Westminster Policy News & Legislative Analysis

UK provides £200,000 via ICHP to protect Ukraine’s heritage

The UK government has announced a further £200,000 in emergency cultural heritage support for Ukraine. Culture Minister Ian Murray confirmed the funding while representing the UK at the informal meeting of EU culture and media ministers in Copenhagen under Denmark’s Council of the EU Presidency. The measure is published by the Department for Culture, Media and Sport (DCMS) on 11 November 2025.

The grant sits within the UK–Ukraine 100 Year Partnership and will be routed through DCMS’s International Cultural Heritage Protection (ICHP) programme to Ukraine’s newly established Ukrainian Cultural Heritage Fund. It is in addition to £1.45 million already committed for Ukrainian heritage protection between 2025 and 2029.

According to DCMS, the Ukrainian Cultural Heritage Fund will manage international contributions to protect, restore and rehabilitate both tangible and intangible heritage. Its remit includes mobilising donor finance, launching competitive calls for projects, promoting digitisation of collections and training specialists-functions designed to give partners a single operational channel for support.

ICHP is the UK’s principal vehicle for overseas heritage protection. The programme operates across four themes-conflict and security, climate change, serious and organised crime, and research-and supports UK obligations under the 1954 Hague Convention for the Protection of Cultural Property in Armed Conflict and its Protocols.

Since Russia’s full‑scale invasion, ICHP funding linked to Ukraine has supported war‑crimes investigations by the Commission for International Justice and Accountability into cultural destruction; establishment of an OSCE‑coordinated Ukraine Heritage Crime Task Force to disrupt illicit trafficking; capacity‑building for the Office of the Prosecutor General via Blue Shield International; and contributions to UNESCO’s Special Fund for Ukraine.

The Copenhagen meeting also produced a political declaration on the role of culture, independent media and cultural heritage as safeguards for democracy. The Danish Presidency reports endorsement by 26 of 27 EU countries alongside the United Kingdom, Ukraine, Iceland, Norway and Switzerland; Ukraine’s culture ministry recorded the UK among signatories.

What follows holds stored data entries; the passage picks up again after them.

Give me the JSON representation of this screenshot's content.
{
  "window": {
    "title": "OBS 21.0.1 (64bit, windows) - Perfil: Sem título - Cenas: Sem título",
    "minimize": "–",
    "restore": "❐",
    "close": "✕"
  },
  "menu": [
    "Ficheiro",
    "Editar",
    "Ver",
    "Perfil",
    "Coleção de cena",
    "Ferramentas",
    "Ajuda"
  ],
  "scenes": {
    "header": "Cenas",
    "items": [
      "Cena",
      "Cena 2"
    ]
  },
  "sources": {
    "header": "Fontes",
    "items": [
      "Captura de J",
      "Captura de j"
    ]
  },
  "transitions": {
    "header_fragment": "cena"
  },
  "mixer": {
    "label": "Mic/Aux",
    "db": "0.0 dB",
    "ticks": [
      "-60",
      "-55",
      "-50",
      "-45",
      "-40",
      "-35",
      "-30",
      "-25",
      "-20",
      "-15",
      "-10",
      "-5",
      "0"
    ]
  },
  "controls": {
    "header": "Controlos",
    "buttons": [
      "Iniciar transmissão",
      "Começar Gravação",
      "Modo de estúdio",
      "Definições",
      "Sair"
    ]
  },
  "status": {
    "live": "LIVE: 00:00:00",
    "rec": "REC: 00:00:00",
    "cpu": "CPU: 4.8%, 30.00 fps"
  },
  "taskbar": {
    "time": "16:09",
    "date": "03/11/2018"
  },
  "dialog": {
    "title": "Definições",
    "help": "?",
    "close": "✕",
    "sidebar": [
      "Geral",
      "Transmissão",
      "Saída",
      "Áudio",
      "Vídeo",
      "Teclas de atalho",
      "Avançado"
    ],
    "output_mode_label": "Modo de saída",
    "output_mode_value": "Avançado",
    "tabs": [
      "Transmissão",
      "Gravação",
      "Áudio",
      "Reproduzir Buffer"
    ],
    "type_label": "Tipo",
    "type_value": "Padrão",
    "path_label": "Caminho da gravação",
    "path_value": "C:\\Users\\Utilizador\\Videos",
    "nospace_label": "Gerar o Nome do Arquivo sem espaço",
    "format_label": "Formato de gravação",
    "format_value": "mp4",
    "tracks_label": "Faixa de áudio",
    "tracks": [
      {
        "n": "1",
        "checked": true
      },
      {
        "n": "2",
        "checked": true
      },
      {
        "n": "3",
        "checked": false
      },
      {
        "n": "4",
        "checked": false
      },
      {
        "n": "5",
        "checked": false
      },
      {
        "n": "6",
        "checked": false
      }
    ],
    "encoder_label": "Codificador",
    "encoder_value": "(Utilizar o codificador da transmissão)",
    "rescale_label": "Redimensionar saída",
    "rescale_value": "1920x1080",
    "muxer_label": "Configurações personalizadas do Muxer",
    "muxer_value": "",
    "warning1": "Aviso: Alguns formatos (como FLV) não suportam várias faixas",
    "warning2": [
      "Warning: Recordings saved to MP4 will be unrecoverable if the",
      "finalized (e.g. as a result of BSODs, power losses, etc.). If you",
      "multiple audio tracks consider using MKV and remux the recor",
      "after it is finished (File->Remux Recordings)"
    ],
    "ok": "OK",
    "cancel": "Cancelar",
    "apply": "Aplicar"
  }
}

During the visit, DCMS signalled its intent to join the Culture Resilience Alliance (CRA), a Ukraine‑coordinated initiative launched at the Ukraine Recovery Conference in Rome in July 2025. The CRA’s Rome Manifesto opens accession to governments, international organisations and NGOs to align cultural recovery, resilience and anti‑trafficking work across donors.

Reporting on damage illustrates the operational context. UNESCO has independently verified damage to 509 cultural sites as of 22 September 2025. Ukraine’s culture ministry, in parallel national monitoring cited by Ukrinform, reports 1,612 cultural heritage monuments and 2,427 cultural infrastructure facilities affected as of 25 October 2025. Figure sets differ by methodology and are regularly updated.

For delivery partners, the ICHP framework typically funds emergency stabilisation and salvage, documentation and digitisation, capacity‑building against illicit trafficking, and research to inform policy. With the Cultural Heritage Fund tasked to run donor calls and training, UK and Ukrainian institutions can expect project pipelines to prioritise urgent stabilisation, collections care and prosecution support where evidence permits.

The cultural track forms part of the wider UK–Ukraine 100 Year Partnership signed in Kyiv on 16 January 2025. The agreement, underpinned by a declaration the following day, spans defence, economic recovery, science and education and is framed to remain in force for 100 years unless terminated. Cultural cooperation-including heritage protection-sits within this broader framework.

Analysis: The £200,000 is modest against need but aims to be catalytic by using established instruments-the ICHP programme and a Ukraine‑led CRA-to coordinate with European partners. The test will be rapid operationalisation by the Cultural Heritage Fund, transparent competitive calls, and alignment with anti‑trafficking and emergency stabilisation priorities evidenced by UNESCO and national monitoring.